Miss Marple: The Complete Short Stories.  HarperCollins  pbk  July 97  £6.99 
In the first complete volume of her short stories, Miss Marple  investigates  unsolved crimes from The Thirteen Problems, The Adventure of the Christmas Pudding and Miss Marple’s Final Cases....  20 ingenious tales in all, every one guaranteed to keep you guessing until the turn of the final page. 
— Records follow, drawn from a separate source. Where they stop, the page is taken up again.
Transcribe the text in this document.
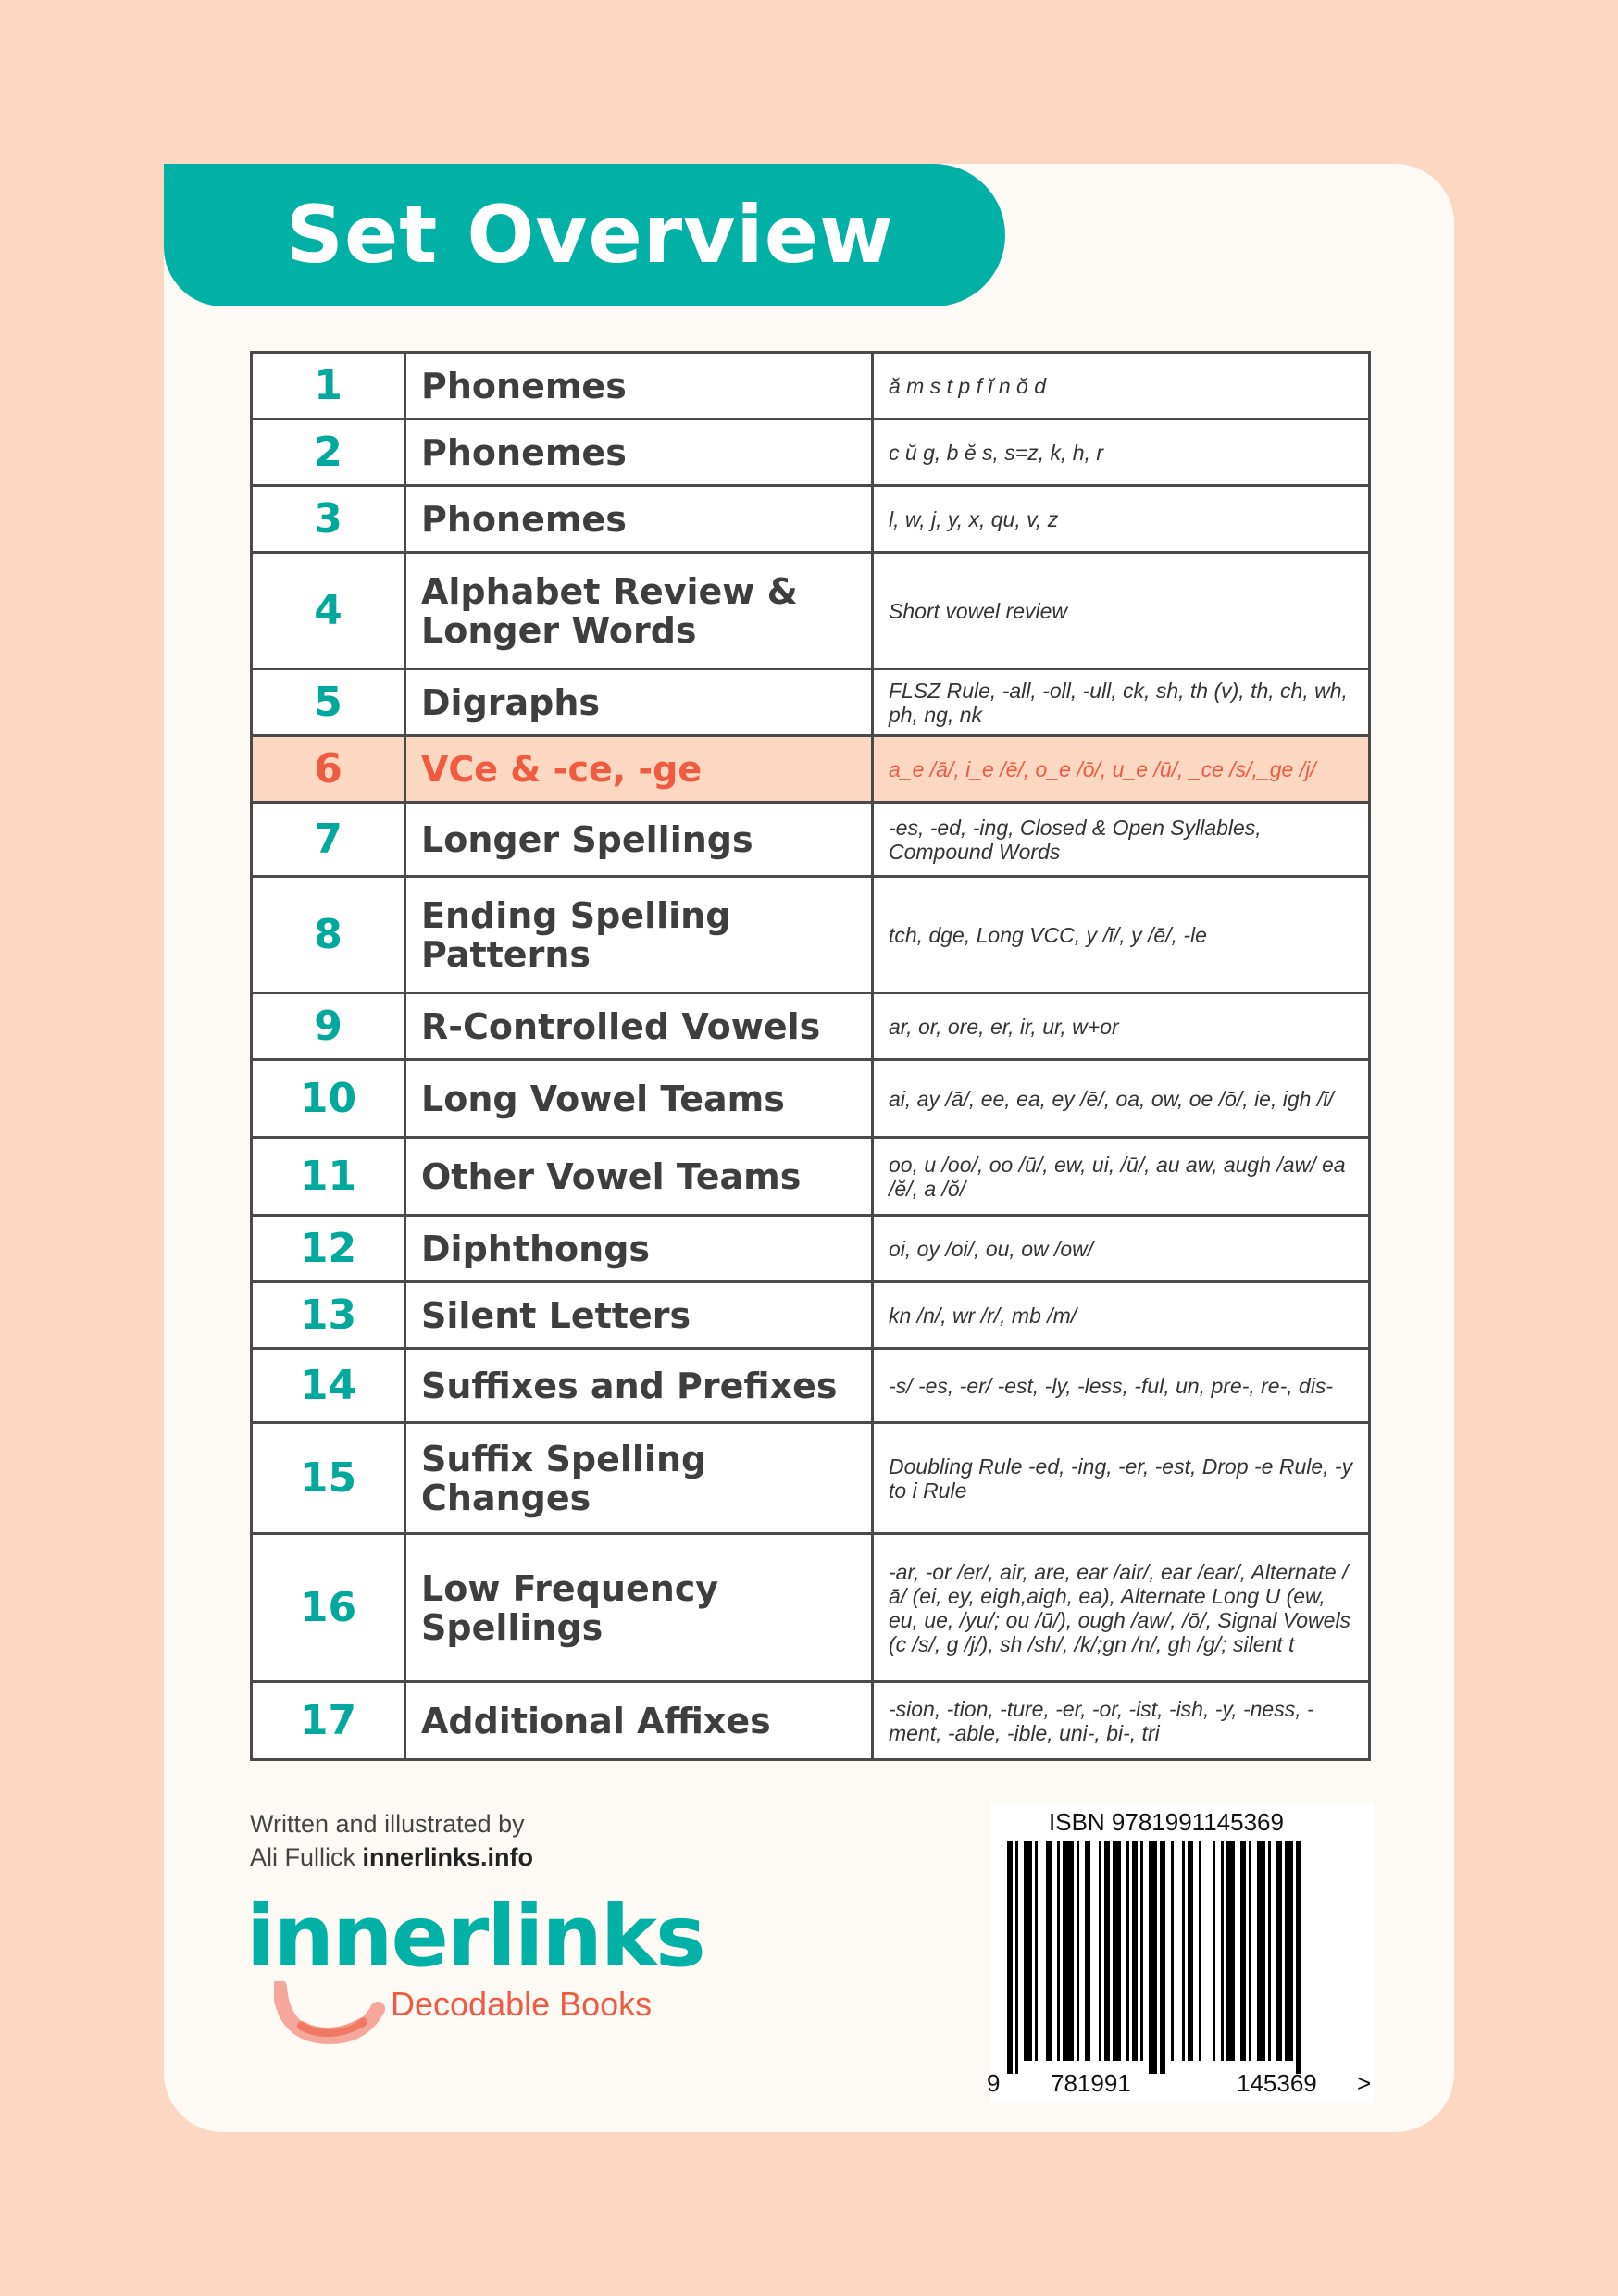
Set Overview
1	Phonemes	ă m s t p f ĭ n ŏ d
2	Phonemes	c ŭ g, b ĕ s, s=z, k, h, r
3	Phonemes	l, w, j, y, x, qu, v, z
4	Alphabet Review & Longer Words	Short vowel review
5	Digraphs	FLSZ Rule, -all, -oll, -ull, ck, sh, th (v), th, ch, wh, ph, ng, nk
6	VCe & -ce, -ge	a_e /ā/, i_e /ē/, o_e /ō/, u_e /ū/, _ce /s/,_ge /j/
7	Longer Spellings	-es, -ed, -ing, Closed & Open Syllables, Compound Words
8	Ending Spelling Patterns	tch, dge, Long VCC, y /ī/, y /ē/, -le
9	R-Controlled Vowels	ar, or, ore, er, ir, ur, w+or
10	Long Vowel Teams	ai, ay /ā/, ee, ea, ey /ē/, oa, ow, oe /ō/, ie, igh /ī/
11	Other Vowel Teams	oo, u /oo/, oo /ū/, ew, ui, /ū/, au aw, augh /aw/ ea /ĕ/, a /ŏ/
12	Diphthongs	oi, oy /oi/, ou, ow /ow/
13	Silent Letters	kn /n/, wr /r/, mb /m/
14	Suffixes and Prefixes	-s/ -es, -er/ -est, -ly, -less, -ful, un, pre-, re-, dis-
15	Suffix Spelling Changes	Doubling Rule -ed, -ing, -er, -est, Drop -e Rule, -y to i Rule
16	Low Frequency Spellings	-ar, -or /er/, air, are, ear /air/, ear /ear/, Alternate /ā/ (ei, ey, eigh,aigh, ea), Alternate Long U (ew, eu, ue, /yu/; ou /ū/), ough /aw/, /ō/, Signal Vowels (c /s/, g /j/), sh /sh/, /k/;gn /n/, gh /g/; silent t
17	Additional Affixes	-sion, -tion, -ture, -er, -or, -ist, -ish, -y, -ness, -ment, -able, -ible, uni-, bi-, tri
Written and illustrated by
Ali Fullick innerlinks.info
innerlinks
Decodable Books
ISBN 9781991145369
9 781991	145369 >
John Penn.   Sterner Stuff. HarperCollins  July 97  £14.99
`The procedural novels of John Penn continue to anatomize the internal operations of the police force without glamorising them.' British Book News Who would want to kill a harmless priest in the quiet Cotswold market town of Colombury·? Surprisingly, it transpires that there is a wide choice of suspects, including, amongst others, a brigadier who has quarrelled with the priest, a vagrant whom he had befriended, and the thief who stole a historic chalice from the church.
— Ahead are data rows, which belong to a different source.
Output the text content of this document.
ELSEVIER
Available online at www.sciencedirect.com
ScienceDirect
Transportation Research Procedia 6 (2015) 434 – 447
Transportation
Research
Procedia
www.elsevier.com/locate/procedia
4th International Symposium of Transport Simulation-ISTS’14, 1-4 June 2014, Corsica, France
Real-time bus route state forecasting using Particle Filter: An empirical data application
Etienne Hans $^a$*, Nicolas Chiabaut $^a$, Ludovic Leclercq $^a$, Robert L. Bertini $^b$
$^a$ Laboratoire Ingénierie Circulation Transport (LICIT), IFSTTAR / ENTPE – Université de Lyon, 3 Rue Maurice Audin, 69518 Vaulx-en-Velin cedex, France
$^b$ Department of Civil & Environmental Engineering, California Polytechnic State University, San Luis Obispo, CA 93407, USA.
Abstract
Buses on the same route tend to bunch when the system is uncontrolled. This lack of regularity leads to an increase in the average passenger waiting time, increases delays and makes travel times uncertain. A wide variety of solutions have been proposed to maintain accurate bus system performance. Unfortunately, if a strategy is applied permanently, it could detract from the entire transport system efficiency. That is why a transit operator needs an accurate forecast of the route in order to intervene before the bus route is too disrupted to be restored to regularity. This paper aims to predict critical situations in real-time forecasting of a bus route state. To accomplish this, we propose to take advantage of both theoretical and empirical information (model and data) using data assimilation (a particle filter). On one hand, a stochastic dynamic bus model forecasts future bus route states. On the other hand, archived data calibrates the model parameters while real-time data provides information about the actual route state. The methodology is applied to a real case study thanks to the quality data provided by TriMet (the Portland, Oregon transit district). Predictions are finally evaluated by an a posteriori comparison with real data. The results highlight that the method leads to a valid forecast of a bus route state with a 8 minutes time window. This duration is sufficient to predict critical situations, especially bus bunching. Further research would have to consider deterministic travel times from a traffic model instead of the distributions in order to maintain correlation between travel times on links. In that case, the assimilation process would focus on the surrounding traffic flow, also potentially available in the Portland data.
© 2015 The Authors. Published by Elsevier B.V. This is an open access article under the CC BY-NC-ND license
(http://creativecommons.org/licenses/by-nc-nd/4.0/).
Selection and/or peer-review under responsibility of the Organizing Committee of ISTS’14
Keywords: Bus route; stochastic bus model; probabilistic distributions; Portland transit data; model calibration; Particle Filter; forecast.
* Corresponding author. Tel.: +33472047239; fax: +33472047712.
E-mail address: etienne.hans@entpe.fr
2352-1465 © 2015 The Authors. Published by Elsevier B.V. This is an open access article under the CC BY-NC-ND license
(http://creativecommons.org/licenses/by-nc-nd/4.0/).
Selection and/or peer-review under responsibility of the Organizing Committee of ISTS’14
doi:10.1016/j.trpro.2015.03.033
  Though it is believed that a nurse from the nearby hospital was in the church at the time of the murder, she seems unwilling to help the police with their inquiries. With the discovery of a second body, fear stalks the community Could there be yet a third murder  As usual, John Penn provides a fascinating plot with many twists and surprises in which police procedure and character are inextricably mixed, with unexpected and bizarre results. 


Martyn Waites.  Mary’s Prayer.  Piatkus  July 97  £5.99/ £16.99 See Review
Martyn Waites was born and brought up in a working class environment in Newcastle.  From backstage at Newcastle Playhouse and teaching drama to local teenage ex-offenders, he trained at the Birmingham School of Speech and Drama and went on to play, both policemen and villains in Inspector Morse, Spender, the Bill and Harry. As a theatre actor he appeared as a lead in Catherine Cookson's plays and had a go at stand up comedy. He has also written plays and short stories. Mary's Prayer is his first novel.
Martyn says:
"My mother told me that a local drug dealer had been murdered in the small town outside Newcastle where she lives. He was given a huge send off; glass coffin, massive wreaths, the lot. Gangsters lined the street and the place was at a standstill. To hear people talk, the town had lost one of the pillars of the community.  That one incident made me realise that the place I grew up in and look back on with innocent memories is in fact as corrupt as everywhere else. You can never go home again, That idea intrigued me. There was my hook, and the novel started. I then needed a central character from Newcastle but not living there, who would have to return home.  Thus the character of Stephen Larkin was born. .I wanted him to be disenfranchised from society but I wanted a credible reason. I also wanted him to have the same surname as a poet.  It couldn't be one of the Romantic ones, it had to be someone more contemporary - dour and downbeat even.  That’s why I latched on to Phillip Larkin; a pretty repulsive specimen of humanity by all accounts, but a brilliant poet. Newcastle in my book is a real city but it's entirely my version of it. I wanted to take the American hardboiled thriller form and adapt it for Britain. Although I have never been arrested or charged with anything, I can claim to have been picked up and questioned a few times, I know what the inside of a police cell looks like. The second Larkin novel Little Triggers is well under way and the third, Candleland is in the planning stages. I want to develop the characters and also to explore complex social issues, but not in a way that’s worthy but dull. I don't want the reader to forget that it's a crime novel."